Além de aparecer em um clipe de 25 minutos no YouTube de um próximo pseudo- "documentário" antivaxx chamado Plandêmico, Mikovits foi recentemente convidado do popular podcast do YouTube de Patrick Bet-David. Ela alegou que a atual pandemia é causada por uma vacina contra a gripe dos anos 2010 e que o uso de uma máscara ativaria de alguma forma o coronavírus. Ela também afirmou que Fauci – a quem ela culpa por "sabotar" sua pesquisa sobre CFR – deve ser acusado de traição. (Outra tentativa de difamar Fauci com acusações de agressão sexual saiu pela culatra quando o acusador teve dúvidas e admitiu que tinha sido paga para fazer a acusação.)

Isso é tudo bobagem, é claro. Mas a disseminação desses tipos de teorias da conspiração infundadas vem com um custo humano muito real. Fauci não apenas recebeu ameaças de morte e foi forçado a reforçar sua segurança pessoal desde que se tornou um alvo, mas outras vidas poderiam ser perdidas.

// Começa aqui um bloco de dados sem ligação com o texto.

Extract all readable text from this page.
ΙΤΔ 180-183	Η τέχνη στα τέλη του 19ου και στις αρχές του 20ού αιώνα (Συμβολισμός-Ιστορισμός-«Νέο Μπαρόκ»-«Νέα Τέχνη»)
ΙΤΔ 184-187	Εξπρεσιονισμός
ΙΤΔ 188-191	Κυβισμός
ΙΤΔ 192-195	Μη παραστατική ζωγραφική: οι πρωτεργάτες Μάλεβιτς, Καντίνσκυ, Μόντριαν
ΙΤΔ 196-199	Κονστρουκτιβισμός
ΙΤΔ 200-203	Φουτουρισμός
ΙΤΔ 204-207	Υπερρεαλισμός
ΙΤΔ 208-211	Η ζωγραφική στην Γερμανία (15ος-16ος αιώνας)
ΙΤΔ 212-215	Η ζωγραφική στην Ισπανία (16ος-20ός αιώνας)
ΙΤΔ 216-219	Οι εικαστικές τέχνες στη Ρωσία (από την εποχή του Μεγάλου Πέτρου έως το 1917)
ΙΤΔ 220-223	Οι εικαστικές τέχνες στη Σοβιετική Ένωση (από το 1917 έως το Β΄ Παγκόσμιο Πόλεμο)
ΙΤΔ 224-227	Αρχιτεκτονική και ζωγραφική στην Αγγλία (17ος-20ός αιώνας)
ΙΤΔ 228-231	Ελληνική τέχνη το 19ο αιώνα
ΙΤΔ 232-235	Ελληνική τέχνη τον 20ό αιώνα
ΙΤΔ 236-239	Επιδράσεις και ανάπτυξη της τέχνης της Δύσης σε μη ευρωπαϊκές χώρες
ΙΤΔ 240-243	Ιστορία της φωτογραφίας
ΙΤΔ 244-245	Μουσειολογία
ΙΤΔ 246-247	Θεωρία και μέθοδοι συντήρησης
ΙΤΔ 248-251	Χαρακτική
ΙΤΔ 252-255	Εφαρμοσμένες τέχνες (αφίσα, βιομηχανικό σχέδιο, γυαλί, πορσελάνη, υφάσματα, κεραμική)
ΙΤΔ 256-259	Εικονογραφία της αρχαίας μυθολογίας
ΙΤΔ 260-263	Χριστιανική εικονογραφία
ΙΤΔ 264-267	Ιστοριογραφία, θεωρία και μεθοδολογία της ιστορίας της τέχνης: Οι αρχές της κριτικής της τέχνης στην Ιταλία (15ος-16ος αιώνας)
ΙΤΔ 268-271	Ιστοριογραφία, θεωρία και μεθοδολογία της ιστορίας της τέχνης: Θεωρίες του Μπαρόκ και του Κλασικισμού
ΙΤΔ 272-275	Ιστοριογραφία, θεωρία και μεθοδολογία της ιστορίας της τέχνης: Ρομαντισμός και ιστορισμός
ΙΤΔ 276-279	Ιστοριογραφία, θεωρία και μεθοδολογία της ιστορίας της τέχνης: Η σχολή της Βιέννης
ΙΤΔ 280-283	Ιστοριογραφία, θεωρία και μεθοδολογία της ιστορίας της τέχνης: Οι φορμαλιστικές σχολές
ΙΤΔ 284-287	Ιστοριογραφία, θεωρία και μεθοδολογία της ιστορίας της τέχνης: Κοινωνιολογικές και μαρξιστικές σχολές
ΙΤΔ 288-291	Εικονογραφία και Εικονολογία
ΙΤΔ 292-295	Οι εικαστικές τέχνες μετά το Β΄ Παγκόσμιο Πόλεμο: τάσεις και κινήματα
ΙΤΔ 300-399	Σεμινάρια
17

Retraction Watch tem uma lista útil de seus muitos cargos após o caso Mikovits, incluindo as retratações, sua prisão e seu processo sem êxito contra seu ex-empregador. A notável jornalista de saúde Tara Haelle tem uma lista útil de fontes científicas na Forbes, desmistificando as alegações específicas feitas no Plandêmico clipe, bem como dicas de como lidar com amigos ou familiares que compartilham o vídeo nas mídias sociais. Há um debate em andamento sobre a melhor forma de lidar com esse tipo de desinformação prejudicial: ignorá-lo ou tentar desmascará-lo? O júri ainda está na defesa mais eficaz. Haelle cai firmemente do outro lado:

Se você não os pressiona, mesmo para aqueles que ama ou não quer incomodar, está ativando-os. Você está permitindo que as pessoas vomitem bobagens perigosas e perigosas que matem pessoas e desmoralizem os milhões de profissionais de saúde que tentam salvar vidas. Muitas pessoas tentam evitar drama ou debates em suas contas de mídia social, e eu respeito isso. Mas este vídeo não é um momento para "concordar em discordar" porque os riscos são altos demais. É uma questão de vida e morte. As declarações falsas neste vídeo podem causar mortes.

Zubin Damania, um médico que hospeda um canal no YouTube como ZDoggMD, optou por renunciar à abordagem mais gentil e gentil que Haelle defende. Ele relutantemente se dirigiu ao Plandêmico vídeo a pedido dos telespectadores, expressando choque por alguém ser absorvido por suas afirmações facilmente desmistificadas e que, de alguma forma, o clipe acumulou mais de um milhão de visualizações. "Os primeiros cinco segundos desse vídeo cheiram a molho maluco e ninguém pode reconhecer isso?" ele falou. "Não perca seu tempo assistindo. Não perca tempo compartilhando. Não perca seu tempo falando sobre isso. Não acredito que estou perdendo tempo fazendo isso. Mas eu só quero parar de receber mensagens sobre isso. ”

No lado positivo, seu discurso apaixonado de três minutos alcançou mais de dois milhões de visualizações em dois dias. Que ele continue sendo compartilhado em toda parte, mesmo que provavelmente não mude a mente dos teóricos da conspiração.